There are so many differences between one field project and another that it creates huge problems for anyone interested in cross-project analysis based on digital data. I have worked on projects with the same director and essentially the same database, but the field techniques and analytical differences in processing were so broad that we could not easily compare the data between the two. This becomes even more difficult, and possibly insurmountable, when trying to create an archival data repository from the digital remains of completed projects.

What makes me excited about this project is its explicit relationship to the tDAR:

In particular,UDI will be incorporated into the NSF-funded tDAR (the Digital Archaeological Record), which has the potential to transform archaeology’s scientific endeavors by enormously advancing the capacity for synthetic research. The investigation of fundamental information integration challenges will thus contribute substantially to a shared infrastructure of science and will enable crucial transdisciplinary research concerning complex systems.

Another reason that I am excited by this project is because their process is geared towards satisfying the research needs of a professional audience to map their various back-end systems together and not  a promise that a portal to the various data sets will yield instant results. Much more work is necessary on back-end systems like this to make the examination of raw archaeological data between multiple projects fruitful. I just hope that the results are understandable by mere mortals.

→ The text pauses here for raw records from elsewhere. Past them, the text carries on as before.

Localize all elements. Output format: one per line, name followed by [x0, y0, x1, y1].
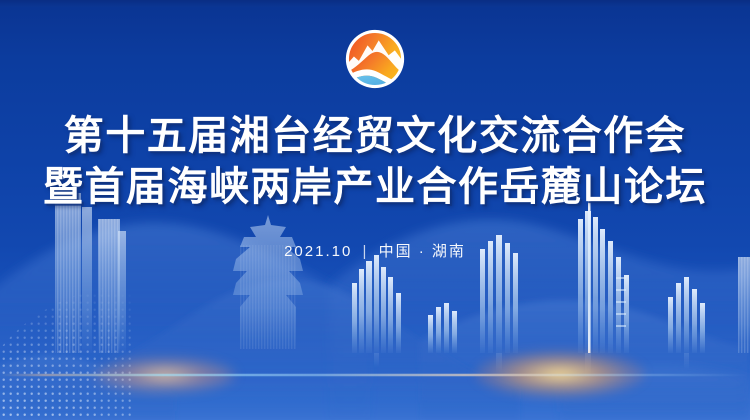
- logo-emblem-icon: [344, 28, 406, 90]
- subtitle-location: 中国 · 湖南: [379, 243, 466, 260]
- main-title-line-2: 暨首届海峡两岸产业合作岳麓山论坛: [0, 161, 750, 212]
- main-title-line-1: 第十五届湘台经贸文化交流合作会: [0, 110, 750, 161]
- title-block: 第十五届湘台经贸文化交流合作会 暨首届海峡两岸产业合作岳麓山论坛: [0, 110, 750, 212]
- subtitle-date: 2021.10: [284, 243, 352, 260]
- subtitle-separator: |: [358, 243, 372, 260]
- halftone-dot-arc: [0, 280, 260, 420]
- landmark-tower: [578, 195, 629, 353]
- conference-logo: [344, 28, 406, 90]
- tower-cluster-right: [668, 257, 750, 353]
- conference-banner: 第十五届湘台经贸文化交流合作会 暨首届海峡两岸产业合作岳麓山论坛 2021.10…: [0, 0, 750, 420]
- subtitle-line: 2021.10 | 中国 · 湖南: [0, 240, 750, 261]
- top-edge-band: [0, 0, 750, 7]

On January 18, 2011, the National Science Foundation (NSF) will change their requirements for proposals for the Archaeology awards. All proposals will have to include a “Data Management Plan” describing how your project will conform to the NSF’s data sharing policy.

Beginning January 18, 2011, proposals submitted to NSF must include a supplementary document of no more than two pages labeled “Data Management Plan” (DMP) .  This supplementary document should describe how the proposal will conform to NSF policy on the dissemination and sharing of research results.  Proposals that do not include a DMP will not be able to be submitted.

Some of this is not new. Proposals to NSF awards in Archaeology have had a one-page plan for data access since 2005. One of the projects I work for, SANAP (Southern Alabanian Neolithic Archaeological Project) run by Susan Allen of UC’s Anthropology department and Illir Gjipali of the Institute of Archaeology in Albania, submitted such a plan for their NSF grant in 2009. But this new requirement formalizes the procedure a bit.

There is one very important difference regarding how non-compliant proposals will be handled under the new plan. Currently when an archaeology proposal lacks a data management plan, the application is accepted by NSF and the Program Director contacts the Principal Investigator and requests that he/she submit via Fastlane an updated Supplementary Documents section which contains the plan. Under the new system, a proposal which does not conform to this requirement will not be able to be submitted to the Foundation.

Looking through their FAQ page on Data Management and Sharing it looks like there is quite a bit of room for project specific plans. Such terms as ‘reasonable procedures’ and ‘reasonable length of time’ are left to be decided by “the community of interest through the process of peer review and program management.”
The Data Management Plan is meant to address more than just observational data. It is meant to cover samples, and physical objects. And the data doesn’t have to be digital. You can record your entire project on paper and simply plan to make that paper available for scholarly review later on. But most archaeological projects that I know use a combination of paper and electronic, often of duplicate data. And if you have two sets of data, one analog and one digital, that doubles the complexity (and cost) of archiving  your information when the project is done.